Arrestato il giorno precedente, Oleg Roldugin è sotto processo per presunto uso improprio di dati personali. Le autorità non hanno fornito tutti i dettagli delle accuse, ma l'ordinanza del tribunale prevede che rimanga in custodia cautelare durante le indagini.
L'udienza si è svolta a Mosca, dove il giornalista è comparso sul banco degli imputati, a dimostrazione di una procedura che sta già destando preoccupazione tra i difensori della libertà di stampa.
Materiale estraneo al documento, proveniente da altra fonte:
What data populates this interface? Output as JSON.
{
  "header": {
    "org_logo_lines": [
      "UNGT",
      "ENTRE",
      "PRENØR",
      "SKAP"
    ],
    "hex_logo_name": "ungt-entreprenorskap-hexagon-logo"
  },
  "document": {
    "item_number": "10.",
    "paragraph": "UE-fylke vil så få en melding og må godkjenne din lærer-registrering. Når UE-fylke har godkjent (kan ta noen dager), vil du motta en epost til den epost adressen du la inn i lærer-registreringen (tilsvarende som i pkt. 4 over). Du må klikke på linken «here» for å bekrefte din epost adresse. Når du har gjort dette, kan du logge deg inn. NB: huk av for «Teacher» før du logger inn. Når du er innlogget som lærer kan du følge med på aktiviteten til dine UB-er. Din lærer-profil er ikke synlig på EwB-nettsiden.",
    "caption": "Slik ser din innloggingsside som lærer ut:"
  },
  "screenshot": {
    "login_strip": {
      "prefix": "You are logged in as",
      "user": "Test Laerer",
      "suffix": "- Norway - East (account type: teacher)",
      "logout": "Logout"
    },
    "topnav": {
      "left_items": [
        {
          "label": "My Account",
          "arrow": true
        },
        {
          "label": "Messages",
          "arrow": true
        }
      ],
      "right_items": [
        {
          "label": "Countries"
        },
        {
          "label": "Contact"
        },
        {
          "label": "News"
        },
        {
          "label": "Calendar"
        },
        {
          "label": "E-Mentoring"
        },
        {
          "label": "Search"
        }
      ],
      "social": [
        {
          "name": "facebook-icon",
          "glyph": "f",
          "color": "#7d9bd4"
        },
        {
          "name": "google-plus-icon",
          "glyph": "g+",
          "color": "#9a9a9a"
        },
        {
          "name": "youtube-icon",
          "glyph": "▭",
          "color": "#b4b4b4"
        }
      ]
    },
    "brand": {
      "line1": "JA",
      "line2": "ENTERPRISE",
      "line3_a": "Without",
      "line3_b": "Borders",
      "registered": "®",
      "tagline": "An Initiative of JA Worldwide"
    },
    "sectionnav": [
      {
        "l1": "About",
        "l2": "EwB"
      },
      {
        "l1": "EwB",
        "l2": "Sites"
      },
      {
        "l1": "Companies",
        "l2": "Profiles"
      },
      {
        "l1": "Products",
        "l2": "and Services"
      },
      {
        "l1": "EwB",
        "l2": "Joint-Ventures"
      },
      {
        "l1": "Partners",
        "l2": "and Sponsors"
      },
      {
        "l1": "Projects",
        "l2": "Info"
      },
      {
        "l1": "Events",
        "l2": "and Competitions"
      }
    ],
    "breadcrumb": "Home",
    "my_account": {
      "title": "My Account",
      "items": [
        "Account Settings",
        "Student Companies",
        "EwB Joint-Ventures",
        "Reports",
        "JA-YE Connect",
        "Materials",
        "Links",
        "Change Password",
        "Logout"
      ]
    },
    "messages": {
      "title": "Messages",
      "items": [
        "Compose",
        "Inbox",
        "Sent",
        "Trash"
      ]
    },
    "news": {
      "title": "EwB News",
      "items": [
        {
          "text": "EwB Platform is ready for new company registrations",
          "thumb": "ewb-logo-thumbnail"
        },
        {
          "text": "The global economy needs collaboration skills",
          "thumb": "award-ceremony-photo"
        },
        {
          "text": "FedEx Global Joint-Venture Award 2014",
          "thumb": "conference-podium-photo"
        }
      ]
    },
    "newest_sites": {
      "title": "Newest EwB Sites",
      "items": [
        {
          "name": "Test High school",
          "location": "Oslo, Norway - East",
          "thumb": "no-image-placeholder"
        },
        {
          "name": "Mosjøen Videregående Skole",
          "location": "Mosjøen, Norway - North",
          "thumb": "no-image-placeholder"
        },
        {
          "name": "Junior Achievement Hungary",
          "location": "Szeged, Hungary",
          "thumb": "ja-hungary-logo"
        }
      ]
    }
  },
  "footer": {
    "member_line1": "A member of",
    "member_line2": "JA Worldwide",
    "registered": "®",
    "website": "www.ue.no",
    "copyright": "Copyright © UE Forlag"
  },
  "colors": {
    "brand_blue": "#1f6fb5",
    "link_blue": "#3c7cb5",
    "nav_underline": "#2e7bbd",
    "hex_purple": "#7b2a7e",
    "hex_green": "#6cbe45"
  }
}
Novaya Gazeta, nota per le sue inchieste sensibili e critiche sul governo, è stata spesso bersaglio di pressioni negli ultimi anni. L'arresto di uno dei suoi giornalisti si inserisce in un contesto più ampio di crescenti restrizioni contro i media indipendenti in Russia.
Questo caso si inserisce in una serie di azioni intraprese dalle autorità contro giornalisti e organi di informazione, rafforzando le preoccupazioni internazionali sullo stato della libertà di espressione nel paese.
I sostenitori del giornalista denunciano una procedura politicamente motivata, mentre le autorità russe difendono l'applicazione della legge in un caso che, a loro dire, rientra nel diritto comune.
Il collocamento in custodia cautelare segna una nuova fase in questo caso, il cui sviluppo sarà seguito con attenzione dagli osservatori dei diritti umani e della libertà di stampa.